As I was lifting myself up for the fiftieth time, he said, “Now get in the water and make a sugar cookie.” Sugar cookies meant getting wet and rolling in the sand.
So I’m in my shorts covered with sand when he barks, “All right, Mann, give me another fifty.”
“Yes, sir.” I did another set.
“Fifty more!”
The inside of my thighs were starting to bleed because of the chafing from the sand.
Then he beckoned me closer and said in confidence, “What you gotta do now is win the run. I know what you can do, and I expect you to win every time.”

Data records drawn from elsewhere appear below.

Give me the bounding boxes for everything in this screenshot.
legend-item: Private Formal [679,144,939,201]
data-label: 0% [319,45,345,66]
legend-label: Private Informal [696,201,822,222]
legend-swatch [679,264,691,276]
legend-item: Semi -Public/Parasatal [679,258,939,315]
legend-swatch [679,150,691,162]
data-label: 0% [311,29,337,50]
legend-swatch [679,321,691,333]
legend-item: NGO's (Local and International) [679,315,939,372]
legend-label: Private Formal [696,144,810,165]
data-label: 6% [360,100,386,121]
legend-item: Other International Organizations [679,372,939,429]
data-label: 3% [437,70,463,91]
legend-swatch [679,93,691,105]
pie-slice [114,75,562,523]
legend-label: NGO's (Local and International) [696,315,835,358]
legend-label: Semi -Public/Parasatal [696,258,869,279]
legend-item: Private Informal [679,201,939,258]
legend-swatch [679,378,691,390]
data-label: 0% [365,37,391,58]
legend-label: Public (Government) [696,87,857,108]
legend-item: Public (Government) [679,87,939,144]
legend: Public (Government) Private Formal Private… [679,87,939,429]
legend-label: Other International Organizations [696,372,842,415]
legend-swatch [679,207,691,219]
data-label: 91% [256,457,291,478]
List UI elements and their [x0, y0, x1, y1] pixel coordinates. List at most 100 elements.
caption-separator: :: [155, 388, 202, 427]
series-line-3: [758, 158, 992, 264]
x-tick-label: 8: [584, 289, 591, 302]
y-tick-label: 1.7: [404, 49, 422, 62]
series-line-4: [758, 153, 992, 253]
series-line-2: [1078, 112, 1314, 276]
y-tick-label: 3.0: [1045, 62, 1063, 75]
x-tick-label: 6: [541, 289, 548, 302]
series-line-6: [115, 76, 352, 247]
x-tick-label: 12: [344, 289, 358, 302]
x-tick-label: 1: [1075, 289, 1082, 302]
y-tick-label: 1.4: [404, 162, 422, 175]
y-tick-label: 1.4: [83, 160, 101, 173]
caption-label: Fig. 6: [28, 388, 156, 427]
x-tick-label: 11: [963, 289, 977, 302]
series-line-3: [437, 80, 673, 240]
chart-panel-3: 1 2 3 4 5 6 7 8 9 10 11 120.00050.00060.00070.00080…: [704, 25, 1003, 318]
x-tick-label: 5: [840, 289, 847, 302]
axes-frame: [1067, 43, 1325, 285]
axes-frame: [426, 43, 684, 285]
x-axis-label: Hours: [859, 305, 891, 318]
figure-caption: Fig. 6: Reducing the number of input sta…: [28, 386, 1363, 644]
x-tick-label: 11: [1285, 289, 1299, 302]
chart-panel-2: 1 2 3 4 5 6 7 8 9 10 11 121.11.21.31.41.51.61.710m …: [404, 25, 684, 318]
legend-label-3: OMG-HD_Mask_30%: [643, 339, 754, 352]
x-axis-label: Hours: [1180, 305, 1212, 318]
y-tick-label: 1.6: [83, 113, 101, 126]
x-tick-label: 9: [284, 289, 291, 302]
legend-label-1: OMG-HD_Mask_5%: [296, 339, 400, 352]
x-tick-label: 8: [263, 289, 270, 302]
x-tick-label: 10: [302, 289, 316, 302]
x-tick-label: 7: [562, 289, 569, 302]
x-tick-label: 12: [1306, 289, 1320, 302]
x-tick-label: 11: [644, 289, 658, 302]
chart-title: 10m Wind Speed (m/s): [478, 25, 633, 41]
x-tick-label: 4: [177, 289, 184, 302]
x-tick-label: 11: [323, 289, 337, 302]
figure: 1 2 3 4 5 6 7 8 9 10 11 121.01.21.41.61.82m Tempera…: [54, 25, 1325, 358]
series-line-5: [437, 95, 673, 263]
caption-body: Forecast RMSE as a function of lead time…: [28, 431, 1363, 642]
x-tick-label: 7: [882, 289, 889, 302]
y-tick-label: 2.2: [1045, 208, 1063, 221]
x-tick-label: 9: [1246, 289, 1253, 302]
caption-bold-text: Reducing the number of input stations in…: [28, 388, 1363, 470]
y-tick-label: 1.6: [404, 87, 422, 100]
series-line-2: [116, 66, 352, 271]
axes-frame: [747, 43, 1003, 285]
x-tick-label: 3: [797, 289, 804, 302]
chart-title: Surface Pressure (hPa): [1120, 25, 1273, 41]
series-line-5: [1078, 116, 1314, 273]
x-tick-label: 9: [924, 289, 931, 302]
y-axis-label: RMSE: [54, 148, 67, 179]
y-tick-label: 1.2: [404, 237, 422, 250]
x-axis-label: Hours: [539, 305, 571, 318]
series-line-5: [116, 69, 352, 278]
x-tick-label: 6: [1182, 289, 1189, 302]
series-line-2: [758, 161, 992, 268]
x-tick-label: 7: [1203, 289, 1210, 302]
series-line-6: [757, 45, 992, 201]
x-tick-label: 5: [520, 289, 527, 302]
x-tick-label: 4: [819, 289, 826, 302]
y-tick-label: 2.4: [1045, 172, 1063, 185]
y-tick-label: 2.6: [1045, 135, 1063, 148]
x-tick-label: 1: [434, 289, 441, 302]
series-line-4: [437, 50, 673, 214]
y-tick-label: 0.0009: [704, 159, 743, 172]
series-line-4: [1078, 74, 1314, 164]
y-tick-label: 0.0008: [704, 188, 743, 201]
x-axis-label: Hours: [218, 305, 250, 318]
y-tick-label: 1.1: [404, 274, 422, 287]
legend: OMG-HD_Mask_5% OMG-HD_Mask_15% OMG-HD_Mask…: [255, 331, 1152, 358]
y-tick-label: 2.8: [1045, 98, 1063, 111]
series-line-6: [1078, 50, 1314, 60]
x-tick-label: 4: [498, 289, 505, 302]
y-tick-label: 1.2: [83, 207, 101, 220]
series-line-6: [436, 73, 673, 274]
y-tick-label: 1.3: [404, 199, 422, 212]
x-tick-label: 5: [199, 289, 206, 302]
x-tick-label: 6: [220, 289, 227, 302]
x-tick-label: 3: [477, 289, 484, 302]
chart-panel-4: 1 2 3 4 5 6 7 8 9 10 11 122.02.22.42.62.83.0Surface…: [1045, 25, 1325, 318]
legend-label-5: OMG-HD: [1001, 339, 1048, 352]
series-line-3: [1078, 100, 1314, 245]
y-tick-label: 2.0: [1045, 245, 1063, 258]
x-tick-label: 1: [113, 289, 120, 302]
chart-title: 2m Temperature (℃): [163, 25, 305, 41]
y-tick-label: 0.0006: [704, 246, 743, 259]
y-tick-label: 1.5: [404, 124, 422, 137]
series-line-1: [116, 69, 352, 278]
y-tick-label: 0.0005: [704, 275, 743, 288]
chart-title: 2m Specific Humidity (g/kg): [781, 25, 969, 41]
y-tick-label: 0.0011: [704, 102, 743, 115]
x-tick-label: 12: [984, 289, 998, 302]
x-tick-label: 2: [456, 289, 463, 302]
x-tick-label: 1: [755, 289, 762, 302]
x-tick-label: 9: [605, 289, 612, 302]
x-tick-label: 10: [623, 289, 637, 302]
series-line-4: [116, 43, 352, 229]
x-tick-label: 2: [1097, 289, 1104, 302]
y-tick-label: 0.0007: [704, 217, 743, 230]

My swim buddy Jeff Hobblit and I always ran at the front of the pack. Steve Simmit said, “Don, you gotta beat him today.”
“Yes, sir.”
I did, and I beat him the next time too.
Instructor Simmit started acting real friendly and I was honored. When somebody told me that the instructors were taking bets on whether Jeff or I was going to come in first, I understood why.
So a couple days later, I ran down the beach as hard as possible to catch up with Jeff. When I finally pulled alongside him, I said, “Jeff, instead of us killing each other each time we run, why don’t we tie?”
“Good idea.”
For the next four months we ran at 99 percent instead of 100 and crossed the finish line side by side. I’m sure it threw the oddsmakers for a loop.
Jeff was on my boat team too, along with four other trainees, during small-boat-tactics training. We were the power guys up front—I was on the port side, Jeff was starboard. We paddled every day, some days for as long as eight hours.
One night the IBS (inflatable boat, small) we were in was lurching all over the place and we were losing speed so that the team behind us was closing.
I yelled at Jeff, “Come on, Jeff. Paddle harder!”
He turned to me and shouted, “I am paddling hard. You paddle harder!”
I looked behind me and saw that the officer, the coxswain, who only had to steer the boat, had fallen asleep. No wonder we were zigzagging all over the place. It took all my self-control not to smack him with a paddle.
Training was always highly competitive, and often highly dangerous. Rock portage was hairy as hell. The goal was to get your IBS through the surf and onto a forty-foot-high rock formation near Coronado Cays. Guys broke arms and legs all the time. The less fortunate broke backs and cracked their skulls.
When the waves reached their violent peak, a BUD/S instructor standing on top of the jetty would signal with his flashlight. If the moon wasn’t out, you couldn’t see squat.
Most times you’d get smeared and flip over. Sometimes you’d end up sailing over the bow. The boat would go flying. You’re getting tossed around, flailing through huge waves, doing your very best not to drown or hit the rocks. Then you had to regain control of your boat, paddle out, and try again.
I never hit the rocks hard enough to get hurt. But I saw plenty of guys from previous classes walking around the BUD/S compound with broken arms or hobbling around with broken legs or ankles from rock portage.
Hydrographic surveys and drawing beach charts were a snap in comparison. The instructor would give you a lead line and a slate board, and drop you into the water. The idea was to measure depths and check for obstacles.
The part I was the least proficient at was swimming. The BUD/S instructors had a fast way of testing our fight-or-flight response. They’d tie our hands behind our backs, bind our feet, then toss us in the pool.
Some trainees quickly figured out that the only way to avoid drowning was to relax, sink to the bottom of the pool, kick off powerfully toward the surface, get your mug above the waterline, gasp for a bit of air, then drop to the bottom again.
Many panicked, swallowed water, then coughed, choked, and eventually passed out. Divers retrieved them from the bottom of the pool, and the unconscious trainees were rolled on their sides and revived. Then instructors screamed in their faces, “Are you gonna quit? Did you get uncomfortable? What are you wasting our time for, quitter? You want to quit now?”